Berber in Libya and Egypt

I am glad to announce a new collaborative blog, in which I will be participating along with Marijn van Putten, Adam Benkato, and possibly others: Oriental Berber, on the Berber languages of Libya and Egypt. Not much there yet, but keep an eye out... The subject seems timely, with Berber having started to be used in Libyan media.

In other news, my Dardja etymology blog now features posts on the origins of zṛudiyya / sfənnariyya / xizzu (carrot), čina (orange), njəm (a kind of grass), jṛana (frog), and ʕətrus (billy-goat.)

Monday, April 16, 2012

Some updates: Darja etymologies, sub-Saharan loans, Libyco-Berber

Back again :)

I've often talked about why it's not enough for developing countries to use English or French as a working language for research and leave the majority of their own citizens in the dark.
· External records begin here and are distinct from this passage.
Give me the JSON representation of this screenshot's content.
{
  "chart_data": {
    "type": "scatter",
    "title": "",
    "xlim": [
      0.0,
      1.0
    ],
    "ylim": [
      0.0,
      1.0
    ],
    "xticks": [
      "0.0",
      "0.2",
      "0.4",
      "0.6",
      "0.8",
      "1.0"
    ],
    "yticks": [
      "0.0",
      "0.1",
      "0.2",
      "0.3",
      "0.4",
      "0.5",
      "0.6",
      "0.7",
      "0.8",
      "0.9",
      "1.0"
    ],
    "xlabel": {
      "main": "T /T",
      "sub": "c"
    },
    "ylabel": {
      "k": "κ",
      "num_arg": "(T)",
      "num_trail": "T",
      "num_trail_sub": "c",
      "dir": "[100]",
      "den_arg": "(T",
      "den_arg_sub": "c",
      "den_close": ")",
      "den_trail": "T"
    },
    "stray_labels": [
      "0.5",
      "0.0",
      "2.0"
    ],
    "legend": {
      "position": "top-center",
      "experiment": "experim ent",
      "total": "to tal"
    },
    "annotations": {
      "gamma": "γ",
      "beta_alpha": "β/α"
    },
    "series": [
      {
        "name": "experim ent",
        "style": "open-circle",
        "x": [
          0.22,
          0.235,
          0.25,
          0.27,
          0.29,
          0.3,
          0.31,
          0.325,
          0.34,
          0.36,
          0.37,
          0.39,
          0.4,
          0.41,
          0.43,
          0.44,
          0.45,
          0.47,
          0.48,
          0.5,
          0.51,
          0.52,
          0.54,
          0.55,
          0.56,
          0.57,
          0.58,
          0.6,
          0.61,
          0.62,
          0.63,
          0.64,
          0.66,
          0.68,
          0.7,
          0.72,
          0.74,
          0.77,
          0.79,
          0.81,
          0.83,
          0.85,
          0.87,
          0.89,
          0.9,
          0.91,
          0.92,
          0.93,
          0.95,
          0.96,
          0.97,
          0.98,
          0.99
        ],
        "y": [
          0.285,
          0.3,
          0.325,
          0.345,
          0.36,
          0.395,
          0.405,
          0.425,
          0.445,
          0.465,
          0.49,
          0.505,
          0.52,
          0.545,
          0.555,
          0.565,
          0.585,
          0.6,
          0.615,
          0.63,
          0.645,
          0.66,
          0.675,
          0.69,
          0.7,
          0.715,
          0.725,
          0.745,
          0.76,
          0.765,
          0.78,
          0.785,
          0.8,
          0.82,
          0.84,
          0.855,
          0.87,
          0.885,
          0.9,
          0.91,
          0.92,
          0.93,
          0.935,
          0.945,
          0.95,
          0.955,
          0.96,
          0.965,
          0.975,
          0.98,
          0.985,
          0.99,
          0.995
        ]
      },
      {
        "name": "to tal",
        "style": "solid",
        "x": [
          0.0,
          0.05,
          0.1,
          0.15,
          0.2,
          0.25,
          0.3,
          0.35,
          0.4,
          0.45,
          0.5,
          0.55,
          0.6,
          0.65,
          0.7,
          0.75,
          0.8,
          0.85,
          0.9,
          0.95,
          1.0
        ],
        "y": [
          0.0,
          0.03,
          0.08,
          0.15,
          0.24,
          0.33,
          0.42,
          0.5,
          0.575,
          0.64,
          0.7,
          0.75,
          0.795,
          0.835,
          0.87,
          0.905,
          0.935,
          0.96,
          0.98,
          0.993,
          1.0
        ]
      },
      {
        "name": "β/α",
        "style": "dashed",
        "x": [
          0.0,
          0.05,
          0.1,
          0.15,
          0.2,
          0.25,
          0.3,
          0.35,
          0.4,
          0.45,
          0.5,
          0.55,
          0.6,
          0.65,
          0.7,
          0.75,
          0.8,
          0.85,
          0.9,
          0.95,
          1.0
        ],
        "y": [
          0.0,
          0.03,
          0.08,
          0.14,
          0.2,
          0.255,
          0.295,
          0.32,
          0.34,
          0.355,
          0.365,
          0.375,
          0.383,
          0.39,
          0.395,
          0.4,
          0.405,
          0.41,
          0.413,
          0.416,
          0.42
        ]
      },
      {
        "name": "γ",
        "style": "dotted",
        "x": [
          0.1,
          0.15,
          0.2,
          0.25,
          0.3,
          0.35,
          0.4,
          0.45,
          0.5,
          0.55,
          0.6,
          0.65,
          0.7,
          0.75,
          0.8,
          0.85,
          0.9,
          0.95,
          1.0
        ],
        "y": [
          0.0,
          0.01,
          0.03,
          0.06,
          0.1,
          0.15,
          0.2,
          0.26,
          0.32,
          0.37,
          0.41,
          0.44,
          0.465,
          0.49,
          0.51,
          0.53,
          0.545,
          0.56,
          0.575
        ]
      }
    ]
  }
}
So I'm putting my money where my mouth is (so to speak) and starting a blog in Arabic focused on dialect etymology, a subject rife with popular misconceptions: الأصول التاريخية للدارجة الجزائرية (Historical Origins of the Algerian Dialect). Some of this blog's readers may be interested.

I've written up a finding first posted here - Songhay words in El-Jadida, Morocco - as part of a recently submitted article on sub-Saharan loanwords into North African Arabic. (There aren't many, but more than you might think: one of them, شطة šaṭṭa "Cayenne pepper" from Hausa cìttā, has even made it into Modern Standard Arabic via Egyptian dialect, and another, كابوية kābūya "pumpkin" from Hausa kàbēwā̀, is quite widespread in Algeria.)

MNAMON have posted a video of my talk about Libyco-Berber at Pisa - if you can stand the poor delivery, the content may be interesting. Among other things, I discuss the question of where LB fits into the Berber family tree.